Yang lebih mengherankan ... aku ini, sebenarnya apa? Dan benarkah aku amnesia, seperti Fate?
Fate berkata, "Sepertinya jika kau memiliki tujuan yang jelas, kau bisa melangkah maju dengan baik. Teruskan hal itu, Red. Dan aku rasa lebih baik kau catat hal-hal yang kau ingat juga. Seperti yang kau sadari, ingatanmu kacau. Lebih baik kau catat dan perlahan kau urutkan untuk merapikan ingatanmu. Mungkin itu bisa membantu."
Sampai sekarang aku masih berpikir, apa Fate bisa membaca pikirkan?
"Itu juga yang kamu lakukan?"
Si gadis mengangguk terhadap pertanyaanku. "Aku rasa kau tidak perlu berpikir terlalu keras mengenai apa kau amnesia atau tidak. Tapi bukan berarti kau harus menerima begitu saja tentang ingatanmu."
Mencatat ... rasanya banyak sekali serpihan memori tak beraturan. Seperti tujuh orang yang mengelilingiku; Aion yang sebut aku manusia; anak kecil yang berdiri depan pohon besar dan banyak tangan semu putih ingin meraihnya dari langit. Itu semua, mimpi atau kenyataan?
Lalu, kenapa bisa aku amnesia? Apa itu efek ketika berpindah dunia? Saat awal bertemu Profesor Kaidan, kenapa aku bersikeras yakin dengan ingatanku sendiri--dari awal aku lahir hingga sekarang--jika pada akhirnya ternyata aku yang menghapusnya?
Ha-ah, benar-benar harus menyortir isi kepala yang kacau ini.
"Sepertinya aku mendapat panggilan. Fate bisa ikut denganku?"

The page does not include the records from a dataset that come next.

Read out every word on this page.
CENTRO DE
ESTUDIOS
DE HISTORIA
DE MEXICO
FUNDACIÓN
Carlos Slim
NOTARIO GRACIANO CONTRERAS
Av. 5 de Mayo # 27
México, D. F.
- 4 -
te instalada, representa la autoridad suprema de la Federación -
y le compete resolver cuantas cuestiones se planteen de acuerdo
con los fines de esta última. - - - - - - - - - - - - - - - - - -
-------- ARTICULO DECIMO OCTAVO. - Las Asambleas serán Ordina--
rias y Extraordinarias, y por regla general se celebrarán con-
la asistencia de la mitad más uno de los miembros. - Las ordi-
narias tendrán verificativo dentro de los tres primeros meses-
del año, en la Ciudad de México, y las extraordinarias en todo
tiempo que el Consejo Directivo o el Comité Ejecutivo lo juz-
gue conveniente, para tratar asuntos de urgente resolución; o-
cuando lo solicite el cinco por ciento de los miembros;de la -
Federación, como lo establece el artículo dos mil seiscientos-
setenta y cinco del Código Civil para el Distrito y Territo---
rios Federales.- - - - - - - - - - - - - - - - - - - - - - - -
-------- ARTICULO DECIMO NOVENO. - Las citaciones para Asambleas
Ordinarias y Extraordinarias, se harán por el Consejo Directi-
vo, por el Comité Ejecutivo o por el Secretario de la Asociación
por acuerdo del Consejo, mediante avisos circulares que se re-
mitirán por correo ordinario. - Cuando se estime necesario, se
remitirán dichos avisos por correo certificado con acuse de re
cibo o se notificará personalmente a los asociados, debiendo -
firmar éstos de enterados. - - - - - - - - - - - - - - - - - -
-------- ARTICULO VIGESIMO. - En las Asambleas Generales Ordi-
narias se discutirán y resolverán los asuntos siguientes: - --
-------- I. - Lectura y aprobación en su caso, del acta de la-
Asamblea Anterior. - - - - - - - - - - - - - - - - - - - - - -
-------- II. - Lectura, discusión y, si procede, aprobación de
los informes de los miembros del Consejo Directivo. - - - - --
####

Ah, aku terlalu tenggelam dalam pikiran sampai tak sadar akan sekitar. Kulihat Crist sedang menggenggam ponsel dan telah beranjak dari sofa.
Dari sini aku hanya bisa melihat si pemuda pergi dengan Fate mengikuti di belakang, meninggalkan kami--aku, Daniel, Cecil--dalam keadaan bingung. Mungkin benar mendapatkan panggilan mendadak yang amat penting, seperti biasa.
"Udah, gitu doang? Kirain apaan," celetuk Daniel dengan bersungut-sungut.
"Red, coba tuh saran dari Fate kamu langsung lakuin. Kayak nulis catatan kecil-kecil di binder terus urutin sesuai yang benar-benar kamu ingat."
"Eh, Cil, tapi serius Red amnesia? Perasaan daya ingatnya kuat deh. Kalau ujian dia hafal jawaban semua soal! Sama jalan-jalan kota juga!"
"Loh, kata Crist menurut penjelasan Bu Caterine, Red yang hapus ingatannya sendiri. Tapi kalau itu perbuatan kamu yang pasti dilakukan dengan kesadaran penuh, kenapa bisa terbuka lagi walau dikit-dikit?"
"Aku juga bingung dengan isi kepalaku sendiri," jawabku penuh rasa campur aduk.
Sungguh, selama ini aku hanya memikirkan orang lain sampai lupa dan tak sadar pada keanehan dalam diriku selain keabadian yang kian memudar.